Given the severity of Aimee's needs and the complete difference in mindset of this method, we have decided to take Aimee down to the therapy center in San Rafael, Ca for one intensive week of lessons. We applied to the center and were approved for 10 lessons in the first week of August. I felt that the summer break would be the ideal time to test out this method for Aimee. If we feel that this will be an improvement for her, we can then face the school district and hospital to rethink the current required exercises. If necessary, we will take her out of school or refuse therapy.

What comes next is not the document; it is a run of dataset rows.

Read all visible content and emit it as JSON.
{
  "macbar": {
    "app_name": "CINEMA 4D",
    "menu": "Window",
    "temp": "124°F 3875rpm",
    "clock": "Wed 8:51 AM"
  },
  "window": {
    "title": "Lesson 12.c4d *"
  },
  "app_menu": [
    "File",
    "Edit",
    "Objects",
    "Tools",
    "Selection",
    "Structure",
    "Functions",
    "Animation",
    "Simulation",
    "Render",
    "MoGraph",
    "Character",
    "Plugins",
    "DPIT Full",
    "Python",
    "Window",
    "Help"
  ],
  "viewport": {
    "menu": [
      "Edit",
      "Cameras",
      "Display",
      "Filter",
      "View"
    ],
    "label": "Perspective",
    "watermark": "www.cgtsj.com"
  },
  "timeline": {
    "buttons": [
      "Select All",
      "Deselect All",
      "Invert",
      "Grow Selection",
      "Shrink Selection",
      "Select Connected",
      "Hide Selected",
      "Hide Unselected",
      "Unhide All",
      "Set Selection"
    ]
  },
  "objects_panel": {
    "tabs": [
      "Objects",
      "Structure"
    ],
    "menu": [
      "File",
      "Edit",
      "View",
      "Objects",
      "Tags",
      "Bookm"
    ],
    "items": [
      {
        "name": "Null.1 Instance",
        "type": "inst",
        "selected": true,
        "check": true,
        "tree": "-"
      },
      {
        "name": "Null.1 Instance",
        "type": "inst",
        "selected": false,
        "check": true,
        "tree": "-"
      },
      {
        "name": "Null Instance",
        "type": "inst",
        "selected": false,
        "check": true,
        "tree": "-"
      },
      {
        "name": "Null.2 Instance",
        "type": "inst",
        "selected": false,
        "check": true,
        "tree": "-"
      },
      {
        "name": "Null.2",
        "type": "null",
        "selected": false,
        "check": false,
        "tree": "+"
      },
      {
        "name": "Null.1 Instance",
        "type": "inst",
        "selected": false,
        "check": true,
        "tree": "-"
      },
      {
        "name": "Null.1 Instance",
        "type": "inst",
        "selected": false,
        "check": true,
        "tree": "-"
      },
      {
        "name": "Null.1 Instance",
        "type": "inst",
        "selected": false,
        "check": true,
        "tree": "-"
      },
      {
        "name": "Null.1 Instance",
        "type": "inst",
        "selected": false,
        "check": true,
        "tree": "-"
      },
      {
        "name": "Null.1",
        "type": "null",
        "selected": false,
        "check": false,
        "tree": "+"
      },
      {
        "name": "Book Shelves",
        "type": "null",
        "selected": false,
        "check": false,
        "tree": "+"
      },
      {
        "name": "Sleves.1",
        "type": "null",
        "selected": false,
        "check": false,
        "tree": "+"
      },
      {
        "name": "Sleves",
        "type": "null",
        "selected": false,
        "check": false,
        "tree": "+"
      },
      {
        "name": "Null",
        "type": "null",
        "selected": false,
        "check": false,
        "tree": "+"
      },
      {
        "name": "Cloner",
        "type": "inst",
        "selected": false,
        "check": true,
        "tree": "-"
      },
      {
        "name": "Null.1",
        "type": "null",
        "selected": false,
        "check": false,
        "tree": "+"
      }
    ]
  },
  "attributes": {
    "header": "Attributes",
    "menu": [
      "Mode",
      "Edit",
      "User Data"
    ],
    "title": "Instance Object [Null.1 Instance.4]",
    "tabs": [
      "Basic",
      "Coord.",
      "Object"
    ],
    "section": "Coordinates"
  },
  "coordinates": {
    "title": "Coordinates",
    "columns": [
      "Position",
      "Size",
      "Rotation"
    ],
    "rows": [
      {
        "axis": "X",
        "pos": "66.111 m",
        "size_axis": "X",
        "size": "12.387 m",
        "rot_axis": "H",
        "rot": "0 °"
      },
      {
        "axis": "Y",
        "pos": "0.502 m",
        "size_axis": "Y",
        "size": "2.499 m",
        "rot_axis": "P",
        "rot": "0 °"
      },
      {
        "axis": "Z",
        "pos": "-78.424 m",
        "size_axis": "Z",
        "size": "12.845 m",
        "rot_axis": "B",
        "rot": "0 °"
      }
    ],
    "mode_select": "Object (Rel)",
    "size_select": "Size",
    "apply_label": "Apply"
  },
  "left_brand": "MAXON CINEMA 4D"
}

This might seem extreme, but given all the time and stress that our current attempts require of Aimee, we feel that we have to try another way. We definitely want to help her reach her full potential and know that this will require work. We have seen some progress over the past couple years, so I don't mean to discredit the traditional therapy methods. However, we haven't seen enough progress to justify her whole life being filled with stressful days. 

Please support us with prayer as we continue forward. If you feel led to, we do also need financial support. The lessons at the center will be $2,000 for all 10 lessons. We will also have expenses for hotel, travel, and food, as well as, for Ed taking off an unpaid week from work. God has always provided for our needs and we know He will continue to do so.